Проход в толпе, в который охранники ввели Карину, уже сам собой затянулся, как ряска на стоячей воде. Максимову ничего не оставалось, как тихо пристроиться в крайнем ряду.
Соседом оказался кряжистый невысокий мужчина в плохо сидящем дорогом костюме. Вида он был совсем не московского. Он тихо сопел и то и дело вытирал влажное от мороси лицо скомканным платком.
Максимов как мог беззвучно раскрыл зонтик и поднял его над головой, закрыв от дождика себя и соседа. Мужчина не сразу обратил внимание на произошедшую перемену, настолько глубоко ушел в себя. Наконец, очнувшись, покосился на Максимова. Почему-то не удивился, а как своему прошептал:
— Такие дела, брат. Даже не знаешь, что и подумать.
Максимов, ничего не поняв, кивнул.
— И главное, никаких комментариев, — добавил мужчина.
Он изобразил на лице полное недоумение, даже чуть развел руками, чтобы еще яснее стало, что никакие умные мысли в его голову не приходят. Отвернулся и вперил взгляд слезящихся глаз в плотную стену спин.
Как раз в эту минуту в центре произошло какое-то движение, толпа колыхнулась, и появился просвет, в котором Максимов успел разглядеть закрытый гроб и крупную фотографию на крышке.
— Такие дела, — пробормотал сосед.
Максимов прислушался к своим ощущениям. На кладбище происходило что-то странное. Уже на подходе он смутно почувствовал какую-то странную ауру, витающую над толпой. К обычной для такого случая гамме эмоций примешивалось что-то неестественное. Показалось, что буквально всех охватила неловкость, будто невольно стали свидетелями чего-то такого, от чего следовало бы стыдливо отвести глаза и сделать вид, что ничего не произошло.
В центре, у могилы, раздался сдавленный женский стон. Толпа зашевелилась. Послышались гулкие удары земли по гробу.
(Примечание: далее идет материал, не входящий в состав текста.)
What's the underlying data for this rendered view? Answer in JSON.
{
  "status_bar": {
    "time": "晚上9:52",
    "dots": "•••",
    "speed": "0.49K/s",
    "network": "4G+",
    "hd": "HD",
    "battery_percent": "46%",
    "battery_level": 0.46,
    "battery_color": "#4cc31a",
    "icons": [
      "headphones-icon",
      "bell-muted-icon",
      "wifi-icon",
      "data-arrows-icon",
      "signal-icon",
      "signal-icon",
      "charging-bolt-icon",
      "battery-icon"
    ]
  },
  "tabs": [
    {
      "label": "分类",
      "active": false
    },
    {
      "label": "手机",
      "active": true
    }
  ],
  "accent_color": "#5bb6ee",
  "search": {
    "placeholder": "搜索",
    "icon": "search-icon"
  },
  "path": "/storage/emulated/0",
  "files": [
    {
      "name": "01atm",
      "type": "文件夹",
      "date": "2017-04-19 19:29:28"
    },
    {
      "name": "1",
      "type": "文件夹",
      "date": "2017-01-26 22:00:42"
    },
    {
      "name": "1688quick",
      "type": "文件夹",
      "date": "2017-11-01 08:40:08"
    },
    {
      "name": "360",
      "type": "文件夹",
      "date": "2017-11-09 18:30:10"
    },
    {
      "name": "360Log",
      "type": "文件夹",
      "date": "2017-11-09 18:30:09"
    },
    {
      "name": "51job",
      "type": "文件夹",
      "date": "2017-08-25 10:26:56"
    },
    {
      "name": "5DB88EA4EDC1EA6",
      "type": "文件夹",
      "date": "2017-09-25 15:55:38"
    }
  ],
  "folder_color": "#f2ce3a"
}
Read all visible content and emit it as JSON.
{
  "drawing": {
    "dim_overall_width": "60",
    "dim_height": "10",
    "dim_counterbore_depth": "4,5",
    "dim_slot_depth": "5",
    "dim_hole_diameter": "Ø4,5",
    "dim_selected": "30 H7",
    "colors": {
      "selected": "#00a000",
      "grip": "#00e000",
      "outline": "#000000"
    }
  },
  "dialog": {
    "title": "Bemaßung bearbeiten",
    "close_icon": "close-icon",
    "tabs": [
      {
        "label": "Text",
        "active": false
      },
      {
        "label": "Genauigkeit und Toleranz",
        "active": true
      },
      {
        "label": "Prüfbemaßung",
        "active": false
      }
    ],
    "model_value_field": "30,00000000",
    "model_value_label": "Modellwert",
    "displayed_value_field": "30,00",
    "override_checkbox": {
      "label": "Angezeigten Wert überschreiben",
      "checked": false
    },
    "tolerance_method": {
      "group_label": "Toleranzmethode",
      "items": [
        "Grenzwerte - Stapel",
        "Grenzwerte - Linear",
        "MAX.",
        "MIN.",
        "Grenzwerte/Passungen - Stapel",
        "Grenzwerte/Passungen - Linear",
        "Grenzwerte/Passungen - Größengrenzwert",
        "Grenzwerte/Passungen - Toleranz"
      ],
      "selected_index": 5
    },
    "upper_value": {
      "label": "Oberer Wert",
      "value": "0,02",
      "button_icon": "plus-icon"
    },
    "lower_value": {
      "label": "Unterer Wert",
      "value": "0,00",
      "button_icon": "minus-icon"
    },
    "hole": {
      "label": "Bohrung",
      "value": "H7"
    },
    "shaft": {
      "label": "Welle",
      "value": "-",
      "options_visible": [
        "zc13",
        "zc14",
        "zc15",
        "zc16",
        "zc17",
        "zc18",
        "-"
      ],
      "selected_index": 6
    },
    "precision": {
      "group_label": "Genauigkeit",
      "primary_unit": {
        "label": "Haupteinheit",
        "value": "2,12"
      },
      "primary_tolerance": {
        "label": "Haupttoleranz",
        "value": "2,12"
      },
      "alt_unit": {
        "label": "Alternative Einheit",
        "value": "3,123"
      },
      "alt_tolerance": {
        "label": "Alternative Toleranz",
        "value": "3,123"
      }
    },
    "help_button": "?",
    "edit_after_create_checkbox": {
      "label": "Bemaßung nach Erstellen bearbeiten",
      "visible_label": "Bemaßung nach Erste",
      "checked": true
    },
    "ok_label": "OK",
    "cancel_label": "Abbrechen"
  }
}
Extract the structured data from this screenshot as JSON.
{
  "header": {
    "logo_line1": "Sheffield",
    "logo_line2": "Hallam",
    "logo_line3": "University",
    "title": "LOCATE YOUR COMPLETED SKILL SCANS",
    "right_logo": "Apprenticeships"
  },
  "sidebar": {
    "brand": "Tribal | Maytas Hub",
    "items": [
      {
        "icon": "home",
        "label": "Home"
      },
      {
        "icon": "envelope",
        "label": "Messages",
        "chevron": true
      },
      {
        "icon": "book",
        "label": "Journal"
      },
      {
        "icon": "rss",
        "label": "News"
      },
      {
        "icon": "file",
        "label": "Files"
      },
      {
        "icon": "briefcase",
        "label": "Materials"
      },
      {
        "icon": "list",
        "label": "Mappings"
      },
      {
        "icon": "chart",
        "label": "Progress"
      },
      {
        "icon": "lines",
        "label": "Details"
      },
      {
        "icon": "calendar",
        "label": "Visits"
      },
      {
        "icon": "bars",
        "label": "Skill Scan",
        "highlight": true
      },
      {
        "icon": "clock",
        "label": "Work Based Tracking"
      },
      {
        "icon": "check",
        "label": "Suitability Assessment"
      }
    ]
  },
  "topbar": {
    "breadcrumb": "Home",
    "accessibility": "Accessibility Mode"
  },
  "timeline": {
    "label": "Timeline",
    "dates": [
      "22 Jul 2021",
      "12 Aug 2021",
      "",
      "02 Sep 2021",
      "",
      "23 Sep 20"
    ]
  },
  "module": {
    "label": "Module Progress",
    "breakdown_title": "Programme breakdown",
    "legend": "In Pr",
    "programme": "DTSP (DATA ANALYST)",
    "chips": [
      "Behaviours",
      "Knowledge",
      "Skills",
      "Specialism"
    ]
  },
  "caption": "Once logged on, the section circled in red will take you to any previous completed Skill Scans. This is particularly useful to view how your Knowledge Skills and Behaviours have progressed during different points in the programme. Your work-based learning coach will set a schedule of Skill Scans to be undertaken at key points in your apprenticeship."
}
И тут Максимов почувствовал присутствие в толпе людей кого-то чужого, абсолютно, страшно чуждого всем. Того единственного, кто не мучил себя этой странной неловкостью. Наоборот, он упивался странной, противоестественной аурой, накрывшей толпу.
Максимов вскинул голову, пытаясь отыскать этого чужака в толпе. На какую-то секунду глаз поймал источник опасности. Чужой взгляд прошил толпу, словно вспыхнул солнечный луч, отразившись в оптике прицела. Вспыхнул и погас, уколов ледяной иглой точно в сердце.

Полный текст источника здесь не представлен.